I don’t quite follow what he’s saying, but his face is lined with pain. I make an important discovery in that moment: it doesn’t matter if you understand another person’s pain because their injury is real nonetheless.

“I forgive you, Mr. Grimthorpe,” I say. “But do you know what ‘sorry’ means?”

“Enlighten me,” he replies.

“It means you promise never to make the same mistake again.”

He sighs and walks over to his desk, plopping himself down in his chair. “I’ll never make that error again, though I can’t be certain I won’t make others. The truth is, Pip, I have lost all my mirth, if indeed I ever had any.”

“Mirth?” I ask as I hang back in the doorway.

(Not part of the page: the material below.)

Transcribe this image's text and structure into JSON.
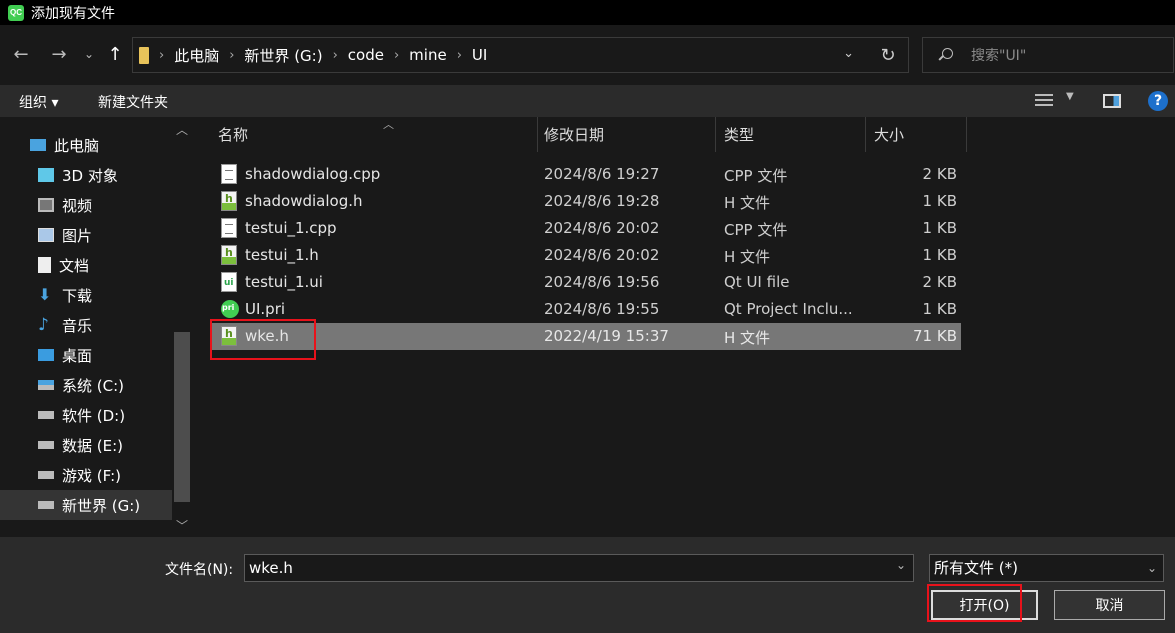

“Meaning: joy, contentment, happiness,” he offers. “I used to find it at the bottom of a bottle, but I’ve given that up. And a few other things besides. Where mirth lives now, I do not know. Sometimes I’m convinced I’ll find it when I reach the end of my next novel, but I’m contending with a new and even more severe affliction.”

“Meaning: illness?”

“Yes. An affliction peculiar to writers known as writer’s block. I find myself unable to complete my current work. It eludes me in every way, and yet if I knew how to finish it, I’m certain it would get me what I want.”

“Which is?”

“Further infamy. Notoriety. A place on bookshelves for centuries to come. An end to my restlessness, a return of my mirth.”

I carefully step forward into his study, pausing a safe arm’s length away from his desk and from the teetering piles of monogrammed black Moleskines.

“May I ask what your book is about?”

He leans forward. “It’s a mystery. A writer is being held captive in his home by his wife. He has two choices: kill her or kill himself.”

“Which does he choose?” I ask.

“He kills his wife. But then he has a new problem.”

“Which is?”

“He must make her body disappear or face murder charges and a new form of imprisonment, this time in a jail rather than in the relative comfort of his own home.”